The amount of pyrophosphate: fructose-6-phosphate 1-phosphotransferase (PFP) activity in sugarcane internodal tissue is inversely correlated with sucrose content. To help elucidate this apparent role of PFP in sucrose accumulation in sugarcane we have determined its molecular and kinetic properties. Sugarcane PFP was purified 285-fold to a final specific activity of 4.23 µmol min-1 mg-1 protein. It contained two polypeptides of 63.2 and 58.0 kDa respectively, at near equal amounts that cross-reacted with potato PFP-α and -β antiserum. In gel filtration analyses the native enzyme eluted in three peaks of 129, 245 and 511 kDa, corresponding to dimeric, tetrameric and octameric forms, respectively and fructose 2,6-bisphosphate (Fru 2,6-P2) influenced this aggregation state.
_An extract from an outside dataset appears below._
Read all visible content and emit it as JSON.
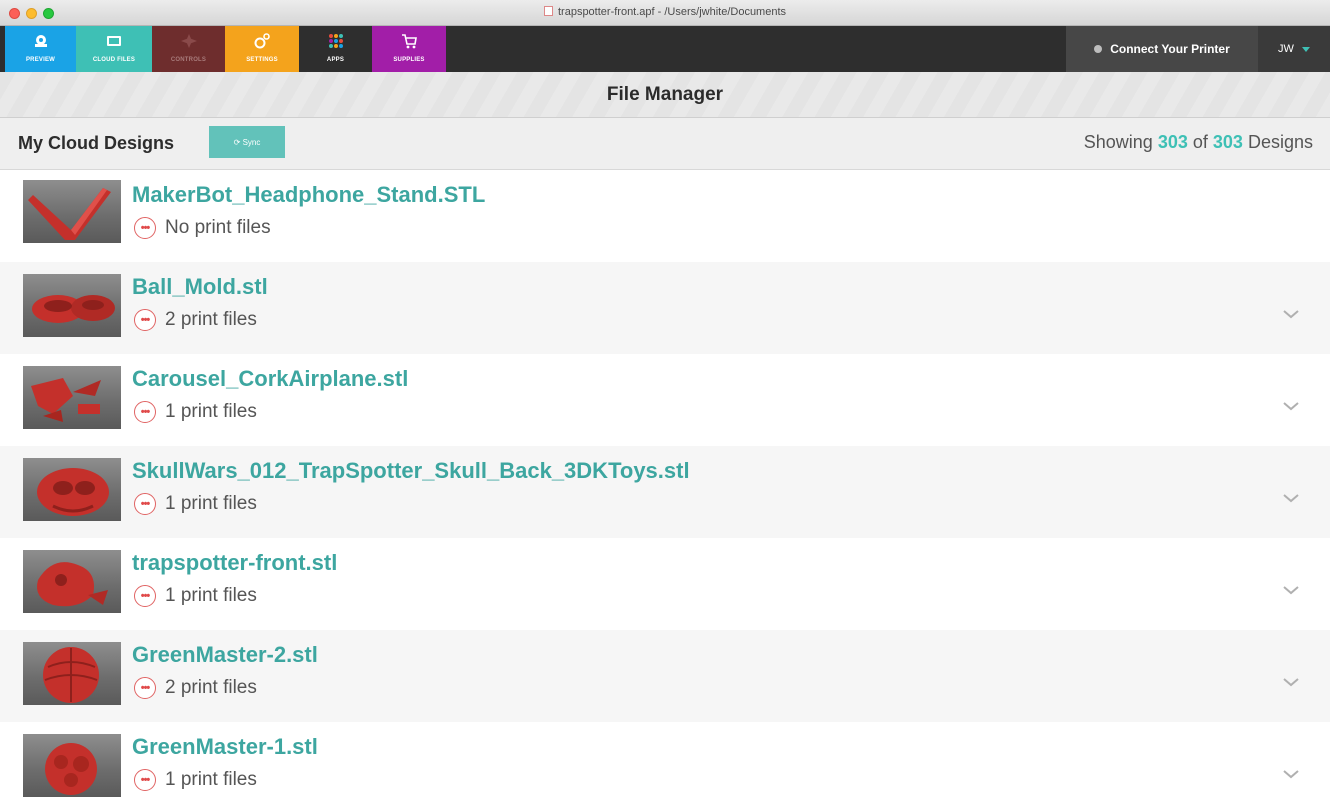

Both the glycolytic (forward) and gluconeogenic (reverse) reactions had relative broad pH optima between pH 6.7 and 8.0. The Fru 2,6-P2 saturation curves were hyperbolic with approximate Ka values of 69 and 82 nm for the forward and reverse reactions, respectively. The enzyme showed hyperbolic saturation curves for all its substrates with Km values comparable with that of other plant PFP, i.e. 150, 37, 39 and 460 µM for fructose 6-phosphate, inorganic pyrophosphate, fructose 1,6-bisphosphate and inorganic phosphate, respectively. Sugarcane PFPs molecular and kinetic characteristics differed slightly from that of other plant PFP in that: (i) Fru 2,6-P2 directly induced the octameric state from the dimeric state; (ii) Fru 2,6-P2 shifted the pH optimum for the forward reaction to a slightly more basic pH; and (iii) Fru 2,6-P2 increased the Vmax for the forward and reverse reactions by similar amounts.